Regresan por ejemplo las ideas del federalismo como panacea para el bendito anhelo del desarrollo y la plena convivencia social, que no son más que intentos muy bien organizados de parte de sectores políticos que quieren aprovechar para recuperar espacios perdidos de poder, sin desmerecer a sectores bien intencionados de la población que legítimamente creen en este cambio de Gobierno, y por lo tanto, esto merece un mayor debate.
Por esto, mientras la desnutrición crónica infantil supere el 30% de la población indígena dentro de la periferia y el 84% de los ecuatorianos nos manifestemos como desconfiados en las instituciones políticas y del Estado, jamás podremos hablar de paz social.

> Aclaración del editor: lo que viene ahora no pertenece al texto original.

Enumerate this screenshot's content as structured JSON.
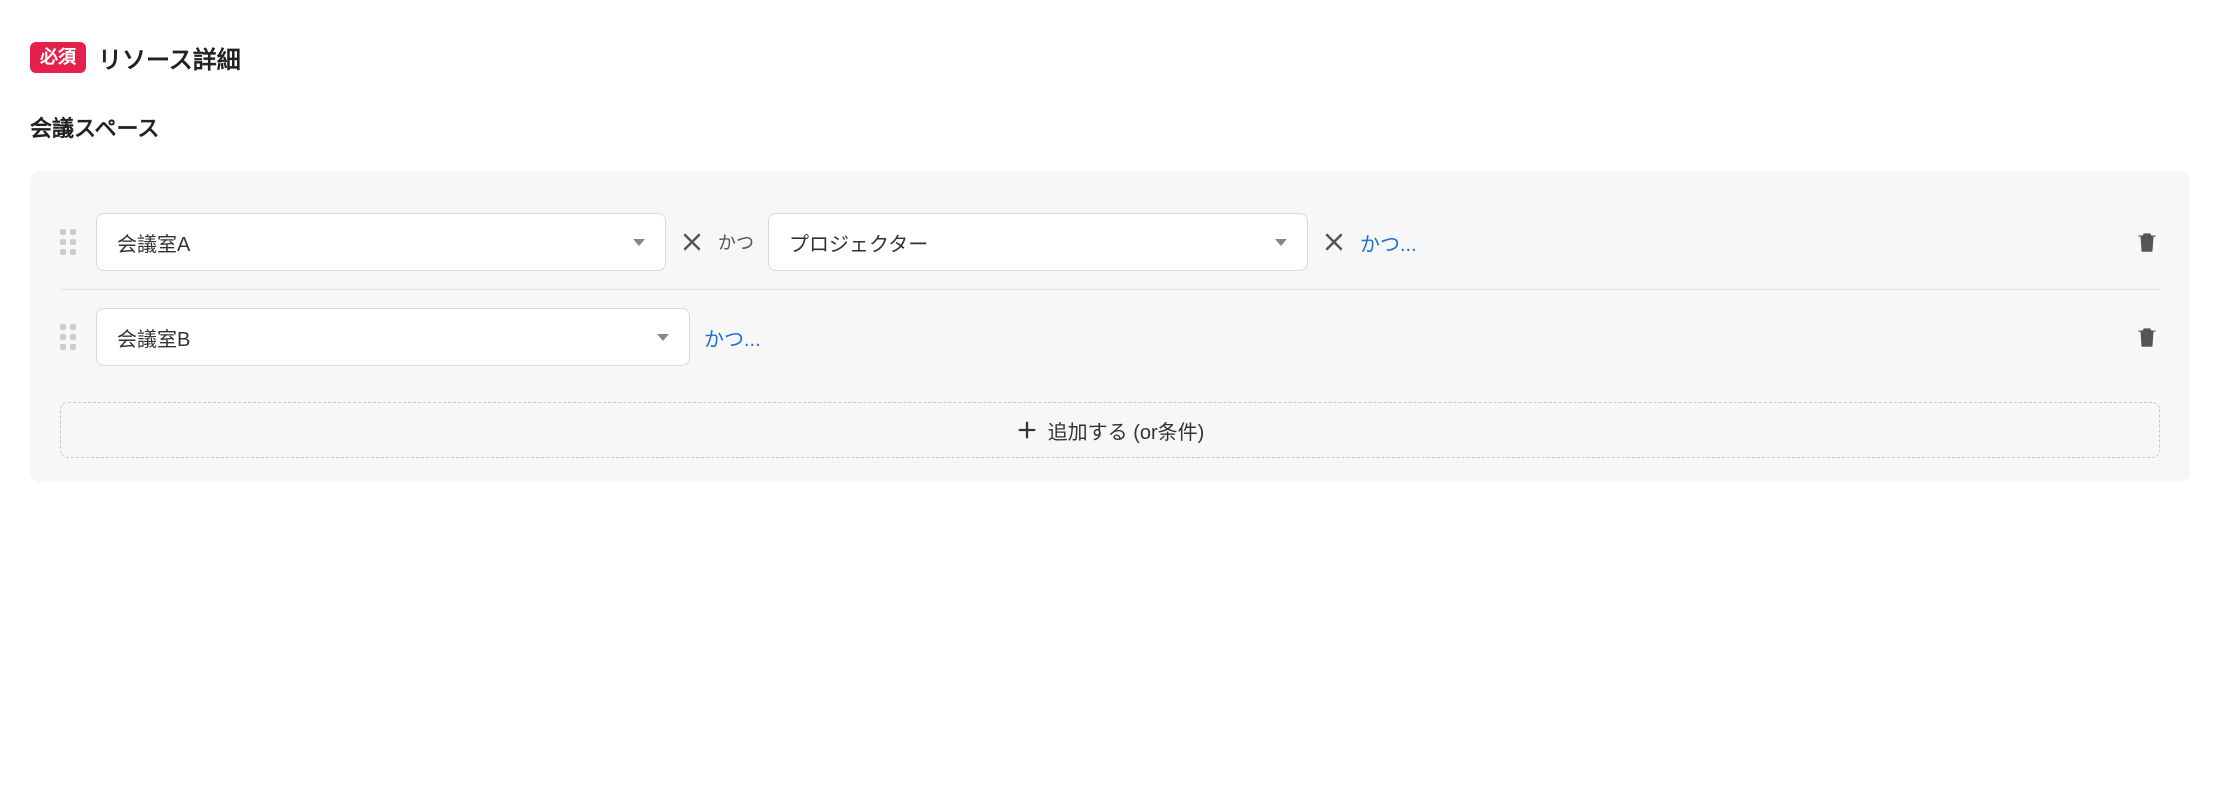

¿De qué nos sirve seguir creyendo que el problema es de falta de leyes, cuando el 86.5% de los ecuatorianos desconfiamos de nuestra función judicial? Lo primero entonces, es entender que tenemos que cambiar de operadores. De acuerdo a Ipsos, el 95% de los ecuatorianos desconfiamos plenamente de nuestra clase política, es imposible, por lo tanto, hablar de cambios estructurales y de fortalecimiento de nuestros cimientos si no empezamos por el comienzo, teniendo representantes que hagan honor a esa palabra.
Más que hablar de una reforma profunda al sistema de Gobierno y pasar a ser una federación, un principado, o lo que se les ocurra a nuestros actuales políticos, si las personas no confían en ellos, seguiremos inmersos en esta eterna y cada vez más profunda inestabilidad. ¿Que tal si hablamos entonces de cómo cambiar la raíz del problema y analizamos cómo lograr el tener mejores partidos y movimientos políticos? Es ahí, en donde debería enfocarse el verdadero debate público.